Wednesday, June 15, 2011

...on coming to Jesus

I think that I am out of control.  I feel like everything in life is so overwhelming right now and I don't even know why.  Does anybody else feel like that?  I feel like it is time to have a come to Jesus meeting with myself, know what I mean?  Part of me kind of feels like I might be going through some late post-pardom depression only I don't feel depressed just really, really off...Just ask my husband.  I find myself having bizarre overreactions to silly things.  Pardon my rambling but I just felt like I needed to write.


Ok, I think that is out of my system.  Thank you, blogosphere, for letting me vent.  In other news, out little Jack-man has (kinda) started to sit up!  My sister-in-law tells me that this is a HUGE game changer.  I'm super excited about being able to sit him up to play as opposed to him lying on his back or tummy to play.  I think this will lead to a much happier baby and for that I am so, so thankful.

So back to what I was talking about earlier, the out-of-controll-ness.  Towards the end of our trip to San Diego, Jack was just done.  He was so completely 100% off his schedule that he was protesting by screaming and staying awake.  I nearly had a nervous breakdown which led us to this moment...

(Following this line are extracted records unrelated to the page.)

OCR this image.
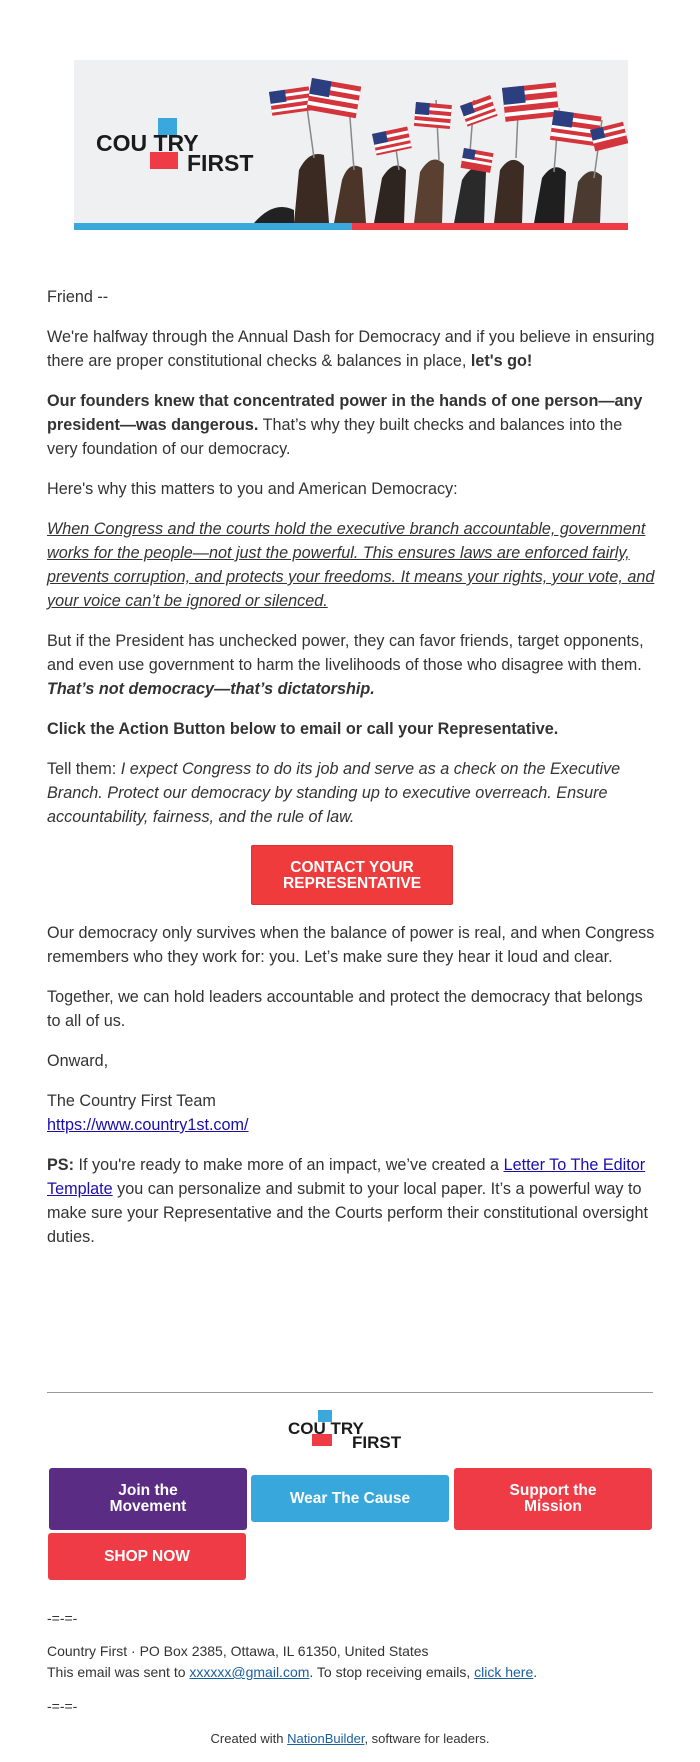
COU TRY
FIRST

Friend --

We're halfway through the Annual Dash for Democracy and if you believe in ensuring there are proper constitutional checks & balances in place, let's go!

Our founders knew that concentrated power in the hands of one person—any president—was dangerous. That’s why they built checks and balances into the very foundation of our democracy.

Here's why this matters to you and American Democracy:

When Congress and the courts hold the executive branch accountable, government works for the people—not just the powerful. This ensures laws are enforced fairly, prevents corruption, and protects your freedoms. It means your rights, your vote, and your voice can’t be ignored or silenced.

But if the President has unchecked power, they can favor friends, target opponents, and even use government to harm the livelihoods of those who disagree with them. That’s not democracy—that’s dictatorship.

Click the Action Button below to email or call your Representative.

Tell them: I expect Congress to do its job and serve as a check on the Executive Branch. Protect our democracy by standing up to executive overreach. Ensure accountability, fairness, and the rule of law.

CONTACT YOUR
REPRESENTATIVE

Our democracy only survives when the balance of power is real, and when Congress remembers who they work for: you. Let’s make sure they hear it loud and clear.

Together, we can hold leaders accountable and protect the democracy that belongs to all of us.

Onward,

The Country First Team

https://www.country1st.com/

PS: If you're ready to make more of an impact, we’ve created a Letter To The Editor Template you can personalize and submit to your local paper. It’s a powerful way to make sure your Representative and the Courts perform their constitutional oversight duties.

COU TRY
FIRST
Join the
Movement	Wear The Cause	Support the
Mission
SHOP NOW
-=-=-
Country First · PO Box 2385, Ottawa, IL 61350, United States
This email was sent to xxxxxx@gmail.com. To stop receiving emails, click here.
-=-=-
Created with NationBuilder, software for leaders.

No, Adam did not propose again, although I'm sure he would, right???  Adam and I decided to take Jack for a walk in the BOB in hopes that he would fall into a restful sleep.  Well, he didn't.  BUT, we did come across this sweet couple getting engaged on the beach at Coronado Island!  I'm not kidding you, I nearly cried.  It was so sweet and for some reason it just made me feel better about things!  You can see more about them on Adam's Blog.  Sometimes it is the little things in life that make you take a deep breath and realize that everything is ok.